2. The enormous windfall to insurance companies and the entire medical-industrial complex: What is now likely to get the President’s signature will represent the biggest transfer of power and profit to private hands that we have witnessed in our lifetimes. Big Pharma, in the smiling well-fed face of Billy Tauzin, already brags about how few concessions it made in order to get its slice of the pie. Max Baucus makes no secret of the fact that his version of “reform” (Senate Finance) — the last and most decisive committee bill to be written — has been engineered for the benefit of the insurers. The staff that Baucus has assigned to crafting his bill were (and still are, for all practical purposes) lobbyists for Cigna and other insurers.

In effect, what the Obama Administration and conservative Democrats are now doing is driving the healthy uninsured into the arms of private insurance firms, while leaving the poor, the disabled, and the elderly to remaining public plans: Medicaid and Medicare. Political philosopher William Pfaff wrote a couple of days ago that at the rate things are going we might as well let corporations appoint members of Congress and “eliminate the middlemen”; nothing illustrates this better than what is now happening on health care.

3. The cost to existing public programs: The President said last night that not one dime of new taxes will be needed to effect his reform. And, indeed, we’re certainly not hearing Obama talk any more about rescinding the tax bonanzas the super-rich received from Bush in order to pay for health care coverage.
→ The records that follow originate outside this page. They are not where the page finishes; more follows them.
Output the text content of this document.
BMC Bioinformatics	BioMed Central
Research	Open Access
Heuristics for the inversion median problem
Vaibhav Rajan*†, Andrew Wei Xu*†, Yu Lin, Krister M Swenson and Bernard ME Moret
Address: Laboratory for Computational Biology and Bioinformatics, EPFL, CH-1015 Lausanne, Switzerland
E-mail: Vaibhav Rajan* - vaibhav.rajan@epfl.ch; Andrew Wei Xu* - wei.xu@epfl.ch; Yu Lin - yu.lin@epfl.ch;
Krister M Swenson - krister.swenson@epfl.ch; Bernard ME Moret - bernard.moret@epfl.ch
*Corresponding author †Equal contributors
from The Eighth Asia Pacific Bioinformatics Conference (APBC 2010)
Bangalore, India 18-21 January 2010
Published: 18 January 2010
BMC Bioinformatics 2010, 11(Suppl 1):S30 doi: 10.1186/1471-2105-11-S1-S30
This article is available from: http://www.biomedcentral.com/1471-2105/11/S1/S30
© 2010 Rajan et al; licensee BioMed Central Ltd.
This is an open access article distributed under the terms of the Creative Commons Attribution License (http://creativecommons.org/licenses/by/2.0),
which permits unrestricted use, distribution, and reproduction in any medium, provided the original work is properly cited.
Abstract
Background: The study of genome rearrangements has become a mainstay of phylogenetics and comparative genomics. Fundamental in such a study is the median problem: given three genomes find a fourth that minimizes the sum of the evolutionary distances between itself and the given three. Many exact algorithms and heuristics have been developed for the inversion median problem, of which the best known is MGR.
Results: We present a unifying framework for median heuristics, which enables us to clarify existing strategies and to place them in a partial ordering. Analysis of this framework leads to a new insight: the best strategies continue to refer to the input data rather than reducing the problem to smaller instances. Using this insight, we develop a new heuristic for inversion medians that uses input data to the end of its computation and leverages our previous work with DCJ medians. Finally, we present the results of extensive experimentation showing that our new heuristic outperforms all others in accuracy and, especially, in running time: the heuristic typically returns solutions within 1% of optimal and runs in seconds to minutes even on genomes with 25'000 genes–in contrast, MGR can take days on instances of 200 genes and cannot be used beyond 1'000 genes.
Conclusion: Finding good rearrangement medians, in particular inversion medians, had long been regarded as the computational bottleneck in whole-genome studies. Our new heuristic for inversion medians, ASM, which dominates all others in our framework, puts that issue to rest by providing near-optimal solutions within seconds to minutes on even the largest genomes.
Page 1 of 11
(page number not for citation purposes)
OK, so where is the money going to come from? New “efficiencies” in the system? Highly doubtful, now that we’re leaving the profit-driven private insurance system in place and in power. No, the needed money is going to come from cuts to programs serving the poor and disabled and elderly: that’s right, to Medicaid and to Medicare. And probably to Social Security itself, because Obama has already said he plans to revisit “entitlement” costs.

Think about the ethics of saying to the whole nation that we will address a fundamental human need — health care — without committing new funds, when we just spent untold amounts of public funds writing blank checks to big banks (many of which, it now turns out, didn’t want or need the money).

I want to be clear that I share the view that universal coverage is the most important moral good that we should be seeking in health care reform. But for the ethically alert, the concerns I am raising here cannot be dismissed as mere details. After all, as we like to say, God — or the Devil — is in the details.